Il borgo di Castevoli
Il borgo di Castevoli

Se l’itinerario che ricalca il tracciato percorso da Sigerico nel X secolo è da tempo riconosciuto dal Consiglio d’Europa, non vi è dubbio che vi siano molti altri itinerari che nel corso dei secoli sono stati percorsi diventando occasionalmente prevalenti su quello che oggi conosciamo. Ma se la maggioranza sono dimenticati o sconosciuti o solo ipotizzati ma non suffragati da prove storiche, quello che mons.
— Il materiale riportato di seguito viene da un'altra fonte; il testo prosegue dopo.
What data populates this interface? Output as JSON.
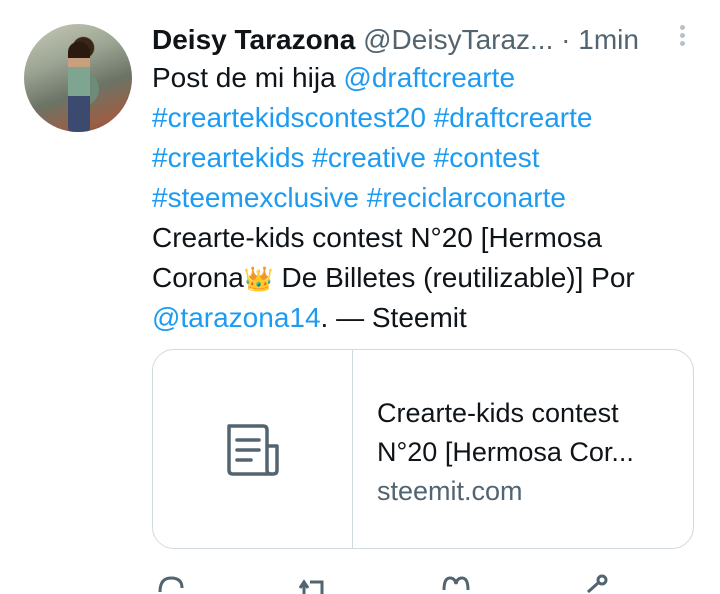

Ponzini è tornato ad illustrare un fondamento storico ce l’ha eccome.
“Quella che abbiamo chiamato via Francigena Marchesana – ha spiegato – era quella che i marchesi Malaspina utilizzavano per raggiungere i loro castelli nell’Emilia occidentale e che erano stati loro assegnati dall’imperatore Federico Barbarossa al quale avevano continuato a dimostrare fedeltà”.
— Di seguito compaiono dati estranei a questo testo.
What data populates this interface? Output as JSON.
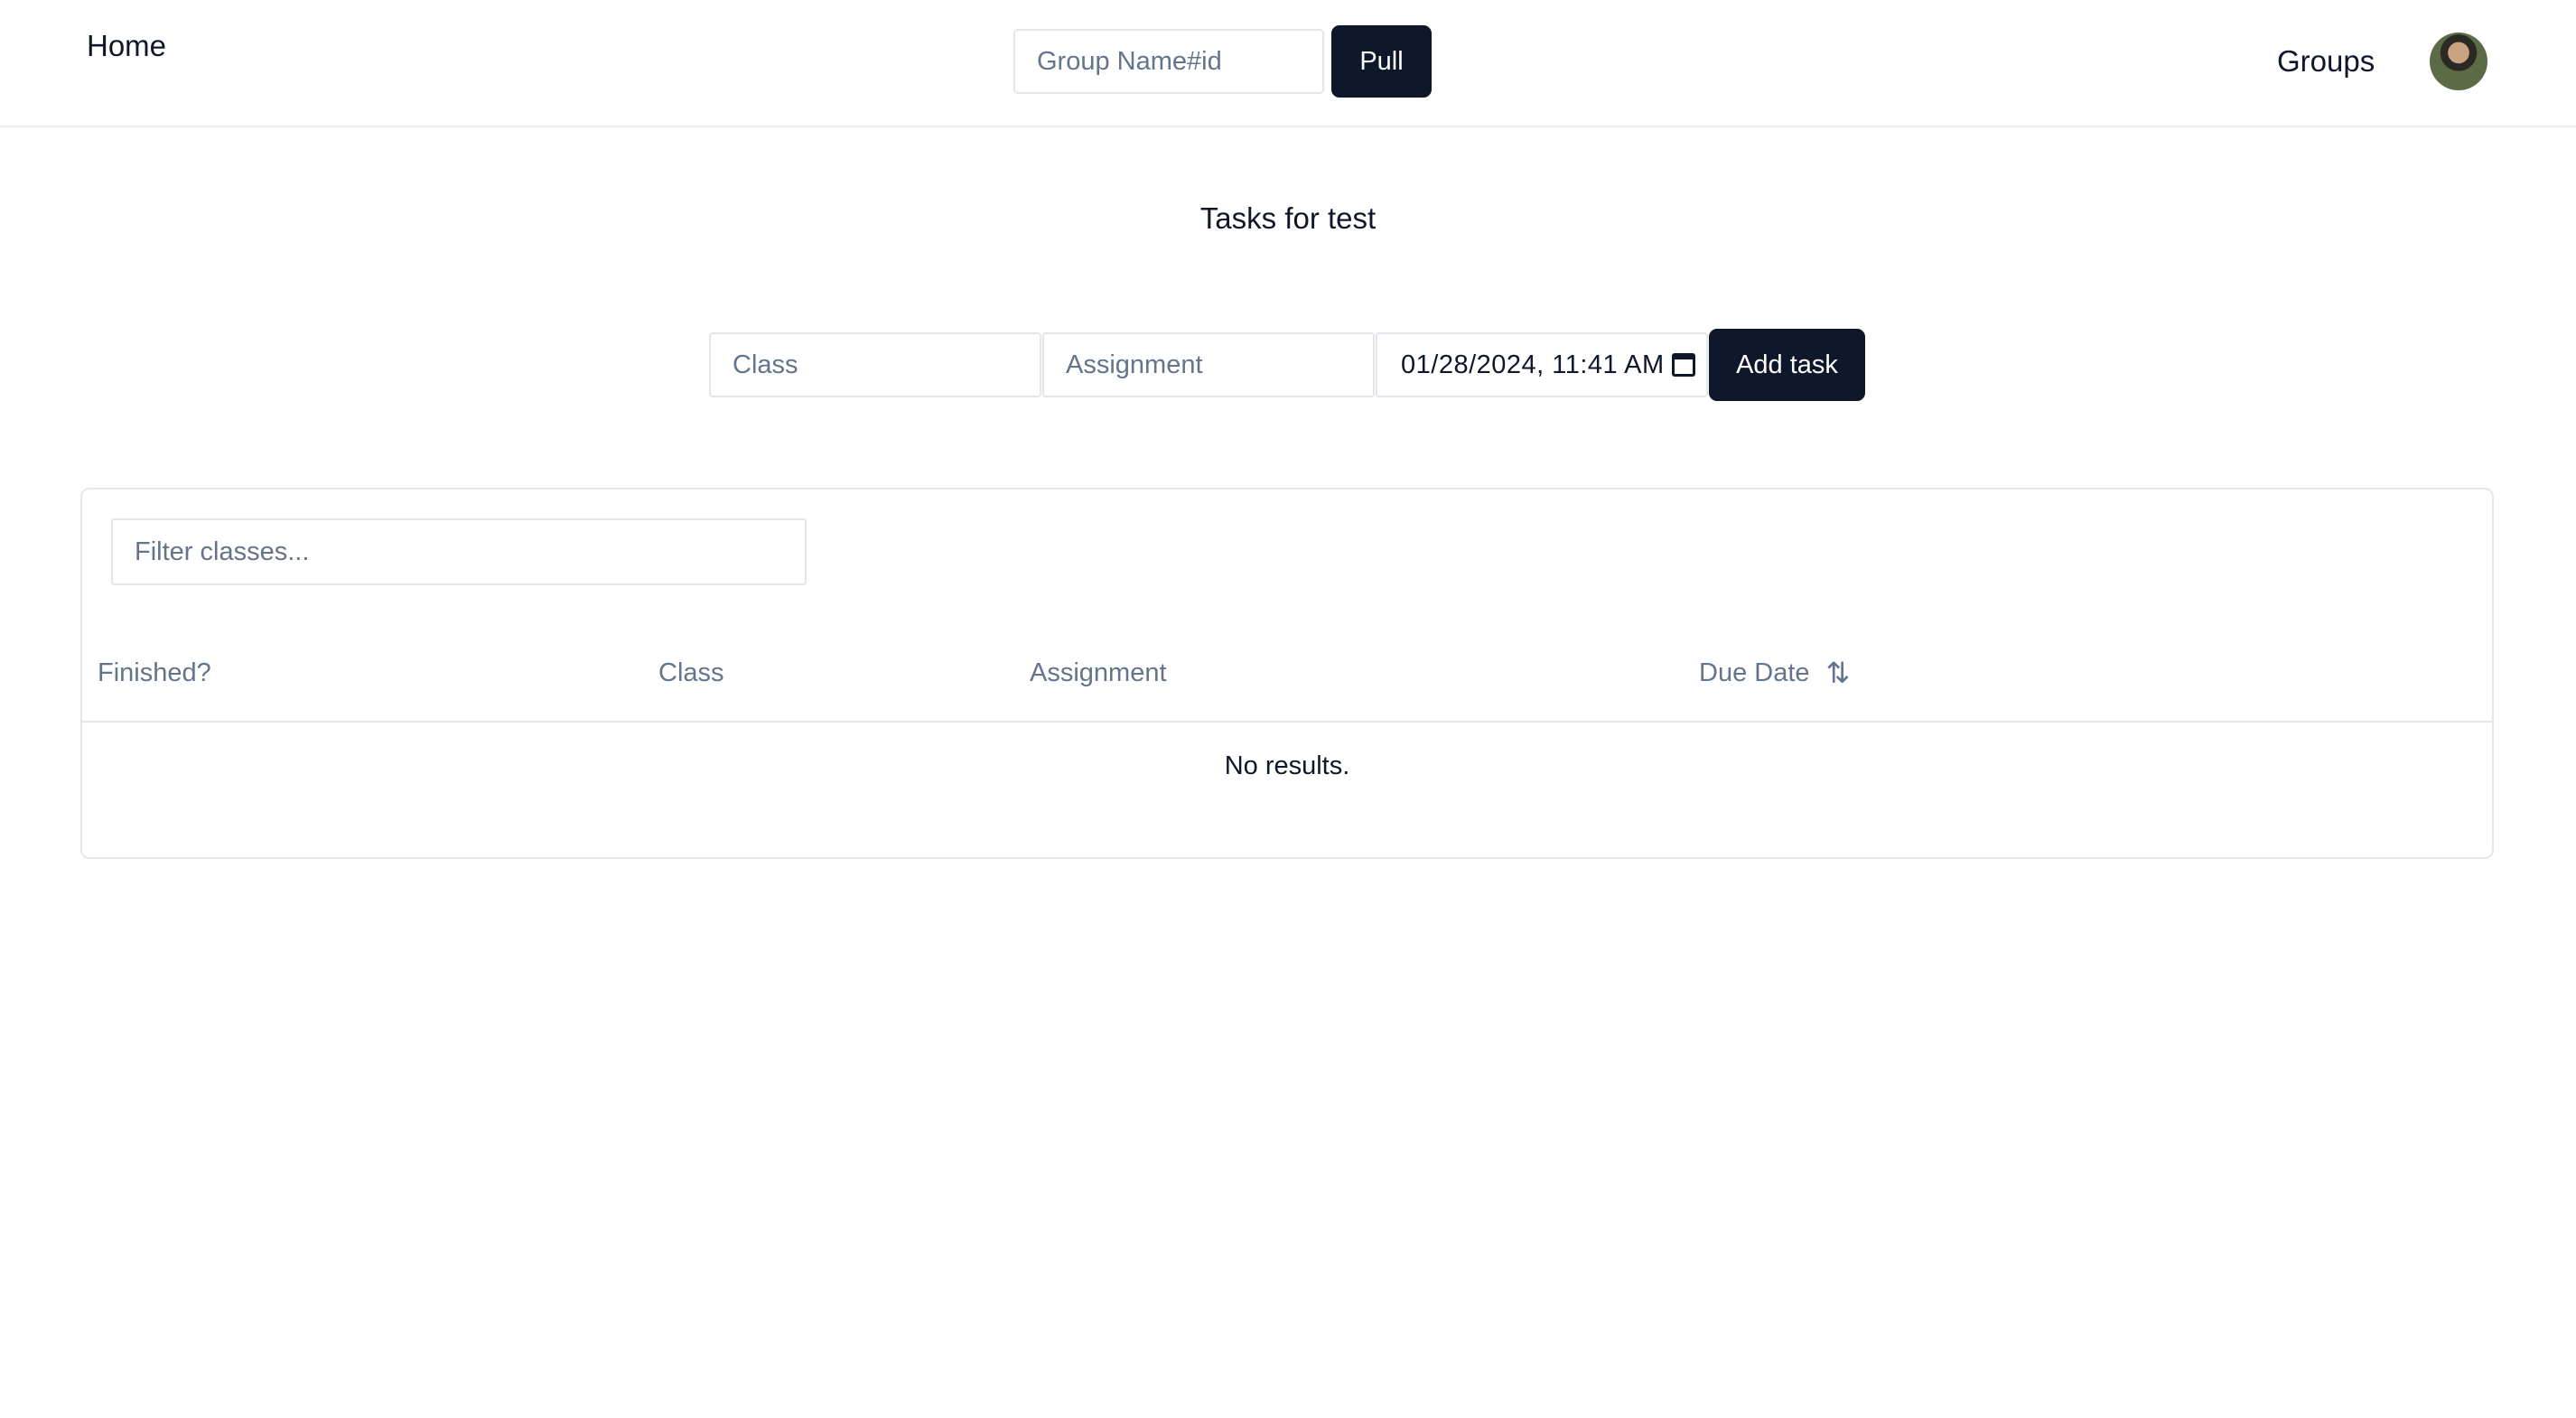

L’itinerario moderno si propone dunque come un’alternativa alla via Francigena di Sigerico dalla quale si stacca ad Aulla e sulla quale torna a Voghera, non lontano da Pavia, quella città imperiale nella quale il Barbarossa voleva riparare dopo la sua quarta discesa in Italia tra il 1166 e il 1167 quando aveva scortato a Roma l’antipapa Pasquale III (il cardinale Guido da Crema), il secondo ad opporsi al pontefice Alessandro III, costretto alla fuga da Roma proprio per l’attacco dell’esercito imperiale. Ma l’epidemia di febbre (probabilmente malarica) scoppiata a Roma nell’estate colpì duramente l’esercito, provocando la morte di centinaia di soldati e decine di ufficiali; l’imperatore decise allora di rientrare in tutta fretta e riparare a Pavia, una delle due città che con Como gli erano rimaste fedeli nel fermento del sorgere delle leghe comunali anti imperiali.
Giunto in Lunigiana, poco a nord di Aulla, Federico Barbarossa venne informato che Pontremoli aveva chiuso le porte negandogli il passaggio: la via della Cisa era dunque preclusa. L’alternativa ad un lungo e incerto assedio al comune lo offrì il fedele Obizzo Malaspina che si mise a sua disposizione per accompagnarlo a Pavia lungo l’itinerario dei monti che lui stesso percorreva per raggiungere i possedimenti in val Taro, val Trebbia e oltre.